If you’d lived in the district around the turn of the twentieth century, you might have seen, like an image from another world, Samuel Riddel and his sisters driving down the Falls Road in an open carriage, clip-clopping along while you drew your shawl more tightly around you against the japs from the gutters, or raised your dingy old cap from your uncouth head. There they went, noses in the air, ‘like proper royalty’, as it seemed to local footsloggers at the time, awestruck by the unimaginable luxury of Protestant existences. ... When the people impressed by Riddel hauteur were themselves old, in the 1950s, they’d talk about elements of the past, including Beechmount House and its occupants, and captured the interest of Ballymurphy boy Joe Graham
(a future local historian9). The phrase stayed in his mind.
Beechmount House, for all its seclusion, wasn’t happily situated. It was the Falls Road. Isabella Riddel missed the worst of the flaring ‘Troubles’ by dying in 1918, but the last years of her sister Eliza were filled with distress and apprehension, fear of what the world was coming to. Terrific skirmishes, violence, shouts in the streets. The news is appalling, day after day. And some of it very close to home. For instance: in May 1921 an ambush of police and B Specials takes place near the Ballymurphy brickworks on the Springfield Road. Fourteen men of D Company, armed with handguns and grenades, wait behind a hedge in anticipation of a police tender. ... Here it comes, round a bend, the ira men open fire, the police retaliate, the ill-prepared Volunteers run out of ammunition.

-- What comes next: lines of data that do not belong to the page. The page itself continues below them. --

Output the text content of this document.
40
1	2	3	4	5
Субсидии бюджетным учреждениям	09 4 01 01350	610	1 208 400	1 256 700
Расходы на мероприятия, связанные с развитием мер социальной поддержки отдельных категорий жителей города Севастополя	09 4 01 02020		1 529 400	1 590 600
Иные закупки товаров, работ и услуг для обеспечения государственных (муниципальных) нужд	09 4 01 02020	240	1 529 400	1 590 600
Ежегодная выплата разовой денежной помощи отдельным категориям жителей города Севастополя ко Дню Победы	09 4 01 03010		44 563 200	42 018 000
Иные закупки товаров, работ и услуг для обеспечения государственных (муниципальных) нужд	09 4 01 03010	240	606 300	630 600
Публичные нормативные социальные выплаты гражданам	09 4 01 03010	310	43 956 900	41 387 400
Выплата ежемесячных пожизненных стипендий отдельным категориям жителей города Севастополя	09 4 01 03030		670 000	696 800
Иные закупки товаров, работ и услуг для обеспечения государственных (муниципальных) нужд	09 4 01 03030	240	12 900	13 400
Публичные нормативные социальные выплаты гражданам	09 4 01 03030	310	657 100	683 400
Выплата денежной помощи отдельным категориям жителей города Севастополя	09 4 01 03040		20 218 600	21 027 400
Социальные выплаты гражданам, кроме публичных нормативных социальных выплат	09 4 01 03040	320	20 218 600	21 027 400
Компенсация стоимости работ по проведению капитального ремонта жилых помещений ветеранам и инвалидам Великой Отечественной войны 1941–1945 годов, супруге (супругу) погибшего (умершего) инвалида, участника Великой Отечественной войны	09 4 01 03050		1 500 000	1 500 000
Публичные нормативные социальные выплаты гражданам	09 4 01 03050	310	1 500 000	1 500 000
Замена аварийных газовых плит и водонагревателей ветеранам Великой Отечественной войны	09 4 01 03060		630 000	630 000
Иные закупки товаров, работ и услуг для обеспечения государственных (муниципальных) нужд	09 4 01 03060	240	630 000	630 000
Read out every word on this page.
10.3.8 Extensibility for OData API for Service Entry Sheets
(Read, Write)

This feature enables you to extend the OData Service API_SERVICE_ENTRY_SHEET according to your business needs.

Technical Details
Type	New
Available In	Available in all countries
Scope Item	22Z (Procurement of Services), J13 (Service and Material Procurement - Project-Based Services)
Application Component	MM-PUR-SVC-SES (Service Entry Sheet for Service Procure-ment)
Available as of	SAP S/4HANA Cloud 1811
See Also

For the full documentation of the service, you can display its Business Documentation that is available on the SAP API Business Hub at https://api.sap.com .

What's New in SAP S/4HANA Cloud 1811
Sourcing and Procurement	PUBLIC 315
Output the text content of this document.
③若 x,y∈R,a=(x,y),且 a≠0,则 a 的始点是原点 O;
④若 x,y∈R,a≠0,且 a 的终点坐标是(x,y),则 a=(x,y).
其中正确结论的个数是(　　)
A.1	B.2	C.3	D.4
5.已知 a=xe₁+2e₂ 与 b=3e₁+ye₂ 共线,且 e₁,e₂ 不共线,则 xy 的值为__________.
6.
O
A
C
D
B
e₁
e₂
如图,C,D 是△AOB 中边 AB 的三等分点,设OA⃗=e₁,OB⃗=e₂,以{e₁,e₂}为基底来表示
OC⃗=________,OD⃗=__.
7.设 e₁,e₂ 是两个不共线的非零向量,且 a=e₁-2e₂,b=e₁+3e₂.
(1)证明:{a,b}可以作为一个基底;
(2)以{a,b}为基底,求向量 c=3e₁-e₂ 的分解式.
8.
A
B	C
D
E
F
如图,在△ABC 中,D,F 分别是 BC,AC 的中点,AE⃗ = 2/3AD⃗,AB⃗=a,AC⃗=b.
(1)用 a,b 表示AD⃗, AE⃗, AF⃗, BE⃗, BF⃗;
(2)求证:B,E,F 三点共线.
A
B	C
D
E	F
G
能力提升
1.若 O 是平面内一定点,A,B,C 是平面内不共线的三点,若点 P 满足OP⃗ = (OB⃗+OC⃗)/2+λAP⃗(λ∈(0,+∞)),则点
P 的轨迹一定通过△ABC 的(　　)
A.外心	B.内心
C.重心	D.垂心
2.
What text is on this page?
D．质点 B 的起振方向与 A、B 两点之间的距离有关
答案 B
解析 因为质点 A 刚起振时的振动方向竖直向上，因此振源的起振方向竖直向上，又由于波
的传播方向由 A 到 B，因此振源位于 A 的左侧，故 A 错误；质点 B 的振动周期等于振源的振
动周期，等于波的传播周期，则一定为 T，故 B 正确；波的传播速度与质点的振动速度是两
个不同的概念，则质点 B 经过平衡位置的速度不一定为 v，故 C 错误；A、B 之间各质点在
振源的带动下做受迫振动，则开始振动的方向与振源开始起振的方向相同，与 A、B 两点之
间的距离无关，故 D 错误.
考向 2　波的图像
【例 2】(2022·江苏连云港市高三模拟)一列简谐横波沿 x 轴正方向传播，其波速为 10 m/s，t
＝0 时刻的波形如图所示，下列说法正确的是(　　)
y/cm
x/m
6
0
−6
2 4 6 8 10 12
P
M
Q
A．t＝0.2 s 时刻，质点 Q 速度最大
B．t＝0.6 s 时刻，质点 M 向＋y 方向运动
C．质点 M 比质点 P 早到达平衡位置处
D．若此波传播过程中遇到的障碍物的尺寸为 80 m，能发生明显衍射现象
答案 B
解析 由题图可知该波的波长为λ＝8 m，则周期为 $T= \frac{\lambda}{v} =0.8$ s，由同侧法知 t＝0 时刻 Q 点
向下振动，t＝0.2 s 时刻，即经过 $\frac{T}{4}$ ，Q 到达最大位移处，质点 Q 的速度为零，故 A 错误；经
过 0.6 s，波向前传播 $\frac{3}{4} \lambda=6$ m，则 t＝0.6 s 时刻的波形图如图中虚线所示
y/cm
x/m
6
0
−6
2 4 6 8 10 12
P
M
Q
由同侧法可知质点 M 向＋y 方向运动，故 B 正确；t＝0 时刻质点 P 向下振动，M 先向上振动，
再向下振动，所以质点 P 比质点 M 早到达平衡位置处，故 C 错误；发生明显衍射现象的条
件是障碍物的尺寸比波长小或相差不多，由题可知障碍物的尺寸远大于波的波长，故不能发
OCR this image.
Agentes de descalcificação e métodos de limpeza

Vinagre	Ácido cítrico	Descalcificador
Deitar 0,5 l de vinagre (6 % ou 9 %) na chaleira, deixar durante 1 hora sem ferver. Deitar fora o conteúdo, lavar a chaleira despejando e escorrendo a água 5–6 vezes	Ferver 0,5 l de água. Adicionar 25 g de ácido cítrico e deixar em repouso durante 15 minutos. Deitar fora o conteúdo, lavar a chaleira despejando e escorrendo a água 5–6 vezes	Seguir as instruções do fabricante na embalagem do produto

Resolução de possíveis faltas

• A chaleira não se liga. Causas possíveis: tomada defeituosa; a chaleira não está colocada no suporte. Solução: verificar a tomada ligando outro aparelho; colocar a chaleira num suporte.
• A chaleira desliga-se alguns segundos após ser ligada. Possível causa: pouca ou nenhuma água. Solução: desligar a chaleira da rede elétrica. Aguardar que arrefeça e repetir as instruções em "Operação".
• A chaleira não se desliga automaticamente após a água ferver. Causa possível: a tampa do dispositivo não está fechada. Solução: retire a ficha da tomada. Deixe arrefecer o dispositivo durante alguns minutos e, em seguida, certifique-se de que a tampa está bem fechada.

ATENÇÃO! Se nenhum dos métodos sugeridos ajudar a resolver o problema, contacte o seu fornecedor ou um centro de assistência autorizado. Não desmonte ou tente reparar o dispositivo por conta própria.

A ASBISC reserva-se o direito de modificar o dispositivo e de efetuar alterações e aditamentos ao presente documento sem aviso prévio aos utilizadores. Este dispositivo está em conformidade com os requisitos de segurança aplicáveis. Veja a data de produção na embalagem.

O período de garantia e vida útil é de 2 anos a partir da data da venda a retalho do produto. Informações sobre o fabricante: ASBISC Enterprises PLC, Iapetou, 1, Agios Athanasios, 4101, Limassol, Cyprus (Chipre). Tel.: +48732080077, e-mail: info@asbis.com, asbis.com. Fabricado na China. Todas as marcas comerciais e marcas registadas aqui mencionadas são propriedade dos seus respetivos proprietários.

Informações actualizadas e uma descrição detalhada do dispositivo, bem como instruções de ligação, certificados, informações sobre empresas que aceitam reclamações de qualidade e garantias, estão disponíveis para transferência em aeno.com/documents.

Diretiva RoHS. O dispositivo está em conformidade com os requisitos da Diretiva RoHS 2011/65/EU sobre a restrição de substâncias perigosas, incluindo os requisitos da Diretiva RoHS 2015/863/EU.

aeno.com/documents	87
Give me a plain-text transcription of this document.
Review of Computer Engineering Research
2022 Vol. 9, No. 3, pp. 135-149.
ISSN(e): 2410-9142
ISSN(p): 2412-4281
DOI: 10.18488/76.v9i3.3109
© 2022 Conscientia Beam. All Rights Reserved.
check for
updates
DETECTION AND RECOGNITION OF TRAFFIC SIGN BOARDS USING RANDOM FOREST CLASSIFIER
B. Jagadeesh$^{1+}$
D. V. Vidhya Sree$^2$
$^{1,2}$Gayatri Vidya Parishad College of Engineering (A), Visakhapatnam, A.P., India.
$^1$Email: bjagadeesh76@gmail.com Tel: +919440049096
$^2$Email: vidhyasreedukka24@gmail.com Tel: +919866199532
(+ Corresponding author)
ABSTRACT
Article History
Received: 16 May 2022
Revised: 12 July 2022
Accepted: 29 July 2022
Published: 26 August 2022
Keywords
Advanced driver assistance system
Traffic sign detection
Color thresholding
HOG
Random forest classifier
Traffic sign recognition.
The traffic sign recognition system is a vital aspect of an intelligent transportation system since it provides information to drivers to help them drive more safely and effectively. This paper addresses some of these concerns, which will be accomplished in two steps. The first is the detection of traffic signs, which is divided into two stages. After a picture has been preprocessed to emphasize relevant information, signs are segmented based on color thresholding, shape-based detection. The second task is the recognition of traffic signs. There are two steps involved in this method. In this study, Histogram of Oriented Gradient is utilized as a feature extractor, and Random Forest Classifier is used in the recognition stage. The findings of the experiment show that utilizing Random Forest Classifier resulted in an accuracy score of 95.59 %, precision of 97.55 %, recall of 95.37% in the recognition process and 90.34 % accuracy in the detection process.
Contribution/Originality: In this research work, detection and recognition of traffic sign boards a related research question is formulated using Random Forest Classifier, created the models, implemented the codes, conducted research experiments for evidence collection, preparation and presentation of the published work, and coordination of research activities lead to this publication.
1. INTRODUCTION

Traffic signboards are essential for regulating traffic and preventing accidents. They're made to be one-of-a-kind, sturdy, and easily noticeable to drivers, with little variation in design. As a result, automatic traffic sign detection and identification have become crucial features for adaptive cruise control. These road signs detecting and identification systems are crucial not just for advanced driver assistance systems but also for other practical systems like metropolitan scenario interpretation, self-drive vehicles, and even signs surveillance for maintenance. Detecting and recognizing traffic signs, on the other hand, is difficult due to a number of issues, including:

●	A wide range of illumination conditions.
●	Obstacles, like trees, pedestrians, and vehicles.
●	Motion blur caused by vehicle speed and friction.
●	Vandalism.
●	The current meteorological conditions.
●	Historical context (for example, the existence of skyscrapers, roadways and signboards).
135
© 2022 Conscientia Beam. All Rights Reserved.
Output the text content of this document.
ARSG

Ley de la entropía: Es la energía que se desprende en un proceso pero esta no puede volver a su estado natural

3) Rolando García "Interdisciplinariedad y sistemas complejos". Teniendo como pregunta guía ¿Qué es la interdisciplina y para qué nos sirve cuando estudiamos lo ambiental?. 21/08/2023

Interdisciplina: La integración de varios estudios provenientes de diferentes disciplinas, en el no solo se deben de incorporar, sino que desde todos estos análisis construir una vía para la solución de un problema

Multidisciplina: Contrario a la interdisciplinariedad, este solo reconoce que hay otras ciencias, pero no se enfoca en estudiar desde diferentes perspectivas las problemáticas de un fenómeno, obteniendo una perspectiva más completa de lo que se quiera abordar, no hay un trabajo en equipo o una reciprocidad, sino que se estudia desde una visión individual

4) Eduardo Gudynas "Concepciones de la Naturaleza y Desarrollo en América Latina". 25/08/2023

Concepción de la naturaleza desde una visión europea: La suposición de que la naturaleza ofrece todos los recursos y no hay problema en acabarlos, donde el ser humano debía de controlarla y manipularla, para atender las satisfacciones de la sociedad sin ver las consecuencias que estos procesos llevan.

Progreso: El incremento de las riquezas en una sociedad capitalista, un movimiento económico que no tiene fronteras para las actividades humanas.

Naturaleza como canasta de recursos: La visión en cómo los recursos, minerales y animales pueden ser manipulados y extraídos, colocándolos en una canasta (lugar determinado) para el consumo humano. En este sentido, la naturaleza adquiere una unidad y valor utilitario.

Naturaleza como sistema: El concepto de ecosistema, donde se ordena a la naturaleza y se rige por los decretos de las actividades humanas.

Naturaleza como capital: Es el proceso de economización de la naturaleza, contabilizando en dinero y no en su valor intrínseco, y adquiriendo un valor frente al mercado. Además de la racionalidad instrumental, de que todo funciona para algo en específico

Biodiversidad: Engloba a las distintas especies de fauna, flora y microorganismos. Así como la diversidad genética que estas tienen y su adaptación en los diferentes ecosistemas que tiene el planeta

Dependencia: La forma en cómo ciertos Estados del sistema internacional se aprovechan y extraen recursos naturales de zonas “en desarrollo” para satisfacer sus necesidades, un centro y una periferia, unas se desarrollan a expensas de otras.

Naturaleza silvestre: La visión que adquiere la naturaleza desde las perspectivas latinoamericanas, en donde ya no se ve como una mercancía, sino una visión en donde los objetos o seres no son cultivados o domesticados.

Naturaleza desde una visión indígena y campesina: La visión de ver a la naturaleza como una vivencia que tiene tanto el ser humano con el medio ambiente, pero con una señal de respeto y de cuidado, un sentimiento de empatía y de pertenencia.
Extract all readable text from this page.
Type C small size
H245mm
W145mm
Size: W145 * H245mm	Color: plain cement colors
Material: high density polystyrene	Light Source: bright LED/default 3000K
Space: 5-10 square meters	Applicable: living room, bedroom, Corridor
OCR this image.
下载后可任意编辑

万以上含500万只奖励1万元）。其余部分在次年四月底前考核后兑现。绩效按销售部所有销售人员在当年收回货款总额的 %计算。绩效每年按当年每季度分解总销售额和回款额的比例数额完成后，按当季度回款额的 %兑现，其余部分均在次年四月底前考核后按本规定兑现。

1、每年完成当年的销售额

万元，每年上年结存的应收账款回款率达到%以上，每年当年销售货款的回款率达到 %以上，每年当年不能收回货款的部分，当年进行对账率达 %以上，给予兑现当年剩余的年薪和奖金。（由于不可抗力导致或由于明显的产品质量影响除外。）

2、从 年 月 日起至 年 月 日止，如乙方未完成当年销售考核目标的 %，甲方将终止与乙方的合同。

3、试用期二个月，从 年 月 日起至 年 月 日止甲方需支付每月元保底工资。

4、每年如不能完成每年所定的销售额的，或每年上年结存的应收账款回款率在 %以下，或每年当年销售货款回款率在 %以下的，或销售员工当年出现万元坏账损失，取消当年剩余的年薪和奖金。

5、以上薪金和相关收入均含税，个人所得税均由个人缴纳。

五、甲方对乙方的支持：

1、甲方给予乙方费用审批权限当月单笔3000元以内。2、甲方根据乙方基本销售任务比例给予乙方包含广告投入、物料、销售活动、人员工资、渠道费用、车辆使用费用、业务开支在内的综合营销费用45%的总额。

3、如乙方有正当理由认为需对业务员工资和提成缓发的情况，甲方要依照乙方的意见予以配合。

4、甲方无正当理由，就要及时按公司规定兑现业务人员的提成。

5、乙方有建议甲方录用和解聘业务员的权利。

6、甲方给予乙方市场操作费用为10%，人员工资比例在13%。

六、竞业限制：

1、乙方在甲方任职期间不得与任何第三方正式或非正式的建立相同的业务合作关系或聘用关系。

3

A quick getaway is in order, and the keyed-up republicans go tearing and stumbling across a succession of fields, over a stream, past a clay pit, skirting a small council estate, through a gap and into the private grounds of Beechmount House, out of breath, dodging behind the trees and heading pell-mell for the Beechmount Drive entrance, past the gate lodge and so out on to the safe haven – comparatively safe – of the main Falls Road. And Miss Eliza and her servants cowering in the drawing room. We’re reminded of the moment in Elizabeth Bowen’s novel The Last September, located at the other end of the country, near Mitchelstown in County Cork, when a man in a trench coat, intent on Ireland’s business, hurries past the heroine Lois in her own demesne. It’s 1920, the Black-and-Tan war is under way, and nineteen-year-old Lois is susceptible not to the romance of the republican cause, but rather to the allure of the great house (a stand-in for Bowen’s Court).